I managed to deliver things fast - I'm talking a couple of days for something that would have taken someone a couple of weeks, all while doing my normal day job. Don't get me wrong, it added a lot of overhead to what I was doing and left me stressed for a few days, but I managed to take something that was incomplete, get it into beta, take feedback and build something ready for production in effectively 3 days. Sure it wasn't the biggest feature in the world, but it was able to move faster than I would have otherwise.

Let's also remember that I'm not in the day-to-day of coding any more, so it would have taken me far, far longer than this to try and do myself.

One thing I tried out was using the AI agents to work in parallel. At one point I had three agents working on three different tasks at once, opening three PRs, and dealing with the feedback. This is great for getting tickets moving quicker, but comes with some side-effects.

The Code Reviews

Being able to produce a mountain of code quickly comes with the challenge of reviewing this code. The application already existed, had it's own syntax choices, architecture, ways of doing things. The AI didn't understand all of the nuances and ways of working so needed close reviews. Producing more code comes at the cost of far more reviews. This causes review fatigue and moves the problem from code production to code review.

As I progressed I was able to give the AI better instructions and get better outcomes. I was using Claude Code and made huge changes to the CLAUDE.md file along the way to ensure I was getting the outcome I wanted earlier, reducing the overhead of the review cycle. Sending the same thing back several times will, of course, increase the overhead of reviews so getting it right first time helps massively.

AI Won't Tell You When It's Wrong

One of the biggest learnings thoroughout the journey was that AI doesn't tell you when it's made a mistake, either because it doesn't know or because it'll rapidly try and fix it and move on. It's not as intuitive or intelligent to the code-adjacent tasks, such as testing or impact radius of changes. It'll try to take the quick route to get things resolved and move on.

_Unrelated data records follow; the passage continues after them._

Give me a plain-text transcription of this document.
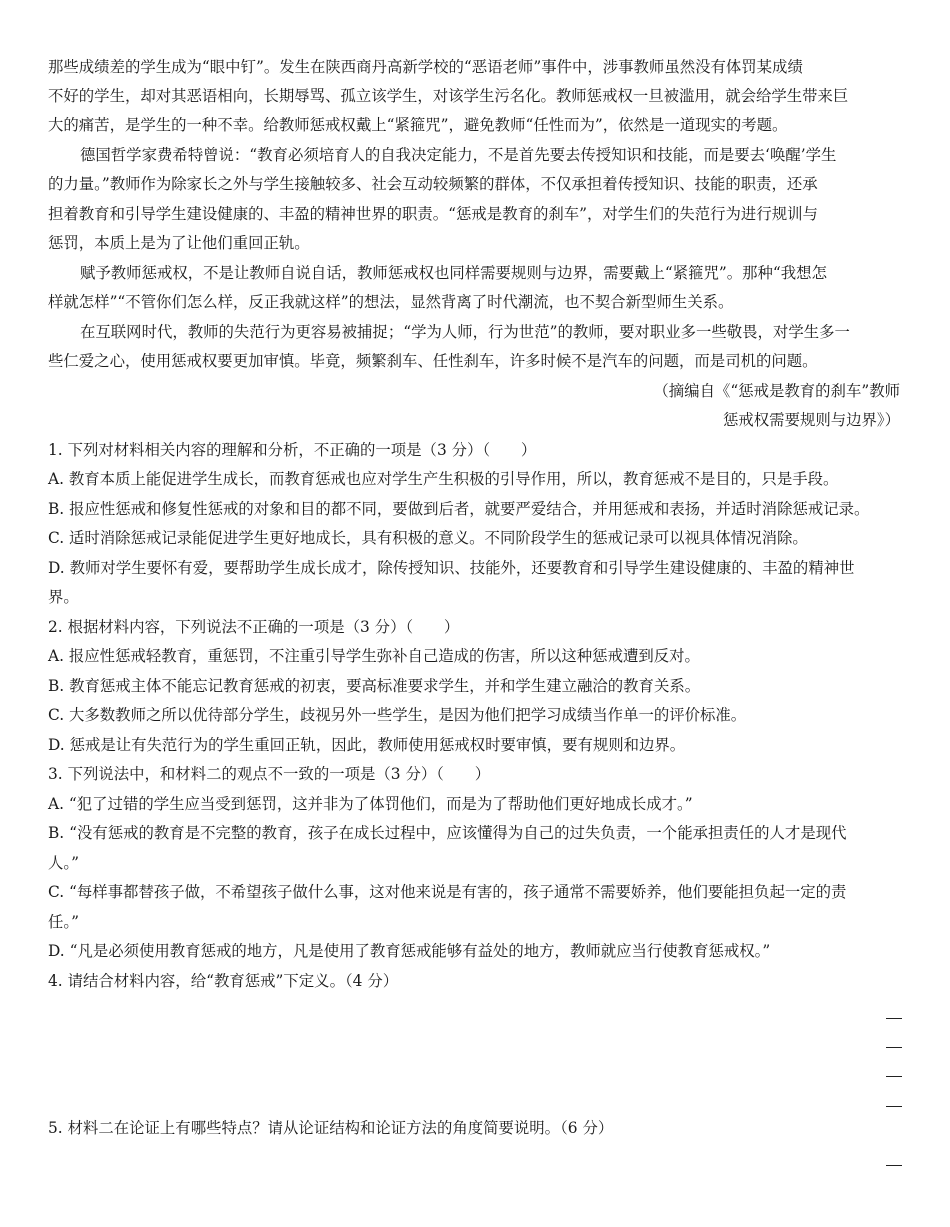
那些成绩差的学生成为“眼中钉”。发生在陕西商丹高新学校的“恶语老师”事件中，涉事教师虽然没有体罚某成绩
不好的学生，却对其恶语相向，长期辱骂、孤立该学生，对该学生污名化。教师惩戒权一旦被滥用，就会给学生带来巨
大的痛苦，是学生的一种不幸。给教师惩戒权戴上“紧箍咒”，避免教师“任性而为”，依然是一道现实的考题。
德国哲学家费希特曾说：“教育必须培育人的自我决定能力，不是首先要去传授知识和技能，而是要去‘唤醒’学生
的力量。”教师作为除家长之外与学生接触较多、社会互动较频繁的群体，不仅承担着传授知识、技能的职责，还承
担着教育和引导学生建设健康的、丰盈的精神世界的职责。“惩戒是教育的刹车”，对学生们的失范行为进行规训与
惩罚，本质上是为了让他们重回正轨。
赋予教师惩戒权，不是让教师自说自话，教师惩戒权也同样需要规则与边界，需要戴上“紧箍咒”。那种“我想怎
样就怎样”“不管你们怎么样，反正我就这样”的想法，显然背离了时代潮流，也不契合新型师生关系。
在互联网时代，教师的失范行为更容易被捕捉；“学为人师，行为世范”的教师，要对职业多一些敬畏，对学生多一
些仁爱之心，使用惩戒权要更加审慎。毕竟，频繁刹车、任性刹车，许多时候不是汽车的问题，而是司机的问题。
（摘编自《“惩戒是教育的刹车”教师
惩戒权需要规则与边界》）
1. 下列对材料相关内容的理解和分析，不正确的一项是（3 分）（　　）
A. 教育本质上能促进学生成长，而教育惩戒也应对学生产生积极的引导作用，所以，教育惩戒不是目的，只是手段。
B. 报应性惩戒和修复性惩戒的对象和目的都不同，要做到后者，就要严爱结合，并用惩戒和表扬，并适时消除惩戒记录。
C. 适时消除惩戒记录能促进学生更好地成长，具有积极的意义。不同阶段学生的惩戒记录可以视具体情况消除。
D. 教师对学生要怀有爱，要帮助学生成长成才，除传授知识、技能外，还要教育和引导学生建设健康的、丰盈的精神世
界。
2. 根据材料内容，下列说法不正确的一项是（3 分）（　　）
A. 报应性惩戒轻教育，重惩罚，不注重引导学生弥补自己造成的伤害，所以这种惩戒遭到反对。
B. 教育惩戒主体不能忘记教育惩戒的初衷，要高标准要求学生，并和学生建立融洽的教育关系。
C. 大多数教师之所以优待部分学生，歧视另外一些学生，是因为他们把学习成绩当作单一的评价标准。
D. 惩戒是让有失范行为的学生重回正轨，因此，教师使用惩戒权时要审慎，要有规则和边界。
3. 下列说法中，和材料二的观点不一致的一项是（3 分）（　　）
A. “犯了过错的学生应当受到惩罚，这并非为了体罚他们，而是为了帮助他们更好地成长成才。”
B. “没有惩戒的教育是不完整的教育，孩子在成长过程中，应该懂得为自己的过失负责，一个能承担责任的人才是现代
人。”
C. “每样事都替孩子做，不希望孩子做什么事，这对他来说是有害的，孩子通常不需要娇养，他们要能担负起一定的责
任。”
D. “凡是必须使用教育惩戒的地方，凡是使用了教育惩戒能够有益处的地方，教师就应当行使教育惩戒权。”
4. 请结合材料内容，给“教育惩戒”下定义。（4 分）
5. 材料二在论证上有哪些特点？请从论证结构和论证方法的角度简要说明。（6 分）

Here are some of the issues I ran in to more than once:

AI doesn't respect scope.

More than once I found that the AI was trying to update things beyond the scope of the feature. This is because things were being re-used, which they should be, but rather than keep some kind of boundary around the feature to keep impact smaller it would update shared components and then NOT update the things that were using that component. Even if it had, the testing scope suddently grew massively and there would have been unforeseen consequences had that been allowed to happen.

AI skips validation.

Several times, even with clear instructions in the CLAUDE.md file, I found the AI skipping ahead in a clearly defined process including running linting, tests, and build cycles and instead committing and pushing without those important validation steps. Several times those steps had caught issues in what the AI had produced and so ensuring those steps are run is a must. Some finagling got things to a point where they were happening but by default the AI wouldn't do these things automatically.

AI can't critically assess feedback.

When AI gets given information it works with it. It doesn't critically assess if the instruction is correct or good for the overall outcome, it'll just take what it's given and run with it. I used Copilot to review the output from Claude and there were several instances of the feedback being something that a human engineer would have responded to as "Won't Fix" but the AI was eager to address. There were also times when the feedback was dismissed despite it being important to implement, although these were less common.

What I Learned About Working With AI

AI is a tool and like all tools it takes time to master it. I've improved massively compared to where I was before this experience, started building out my own set of instructions and capabilities for the tool and how I interact with it, and can now work much faster as a result.

It's not possible to completely remove the fact that AI will get it wrong sometimes and won't tell anyone, it'll just happily fix it and move on without long-term learning. It'll reproduce the same mistake again given the same circumstance, so it's important to teach the AI what not to do using things like AGENTS.md (or similar) and what good looks like. The way you interact with the AI isn't static, it's an evolving setup, and the more you work to improve it the better the outcomes you'll get.

Probably most importantly - AI isn't ready for hands-off working. The human-in-the-loop is still massively important and will be for a long time to come.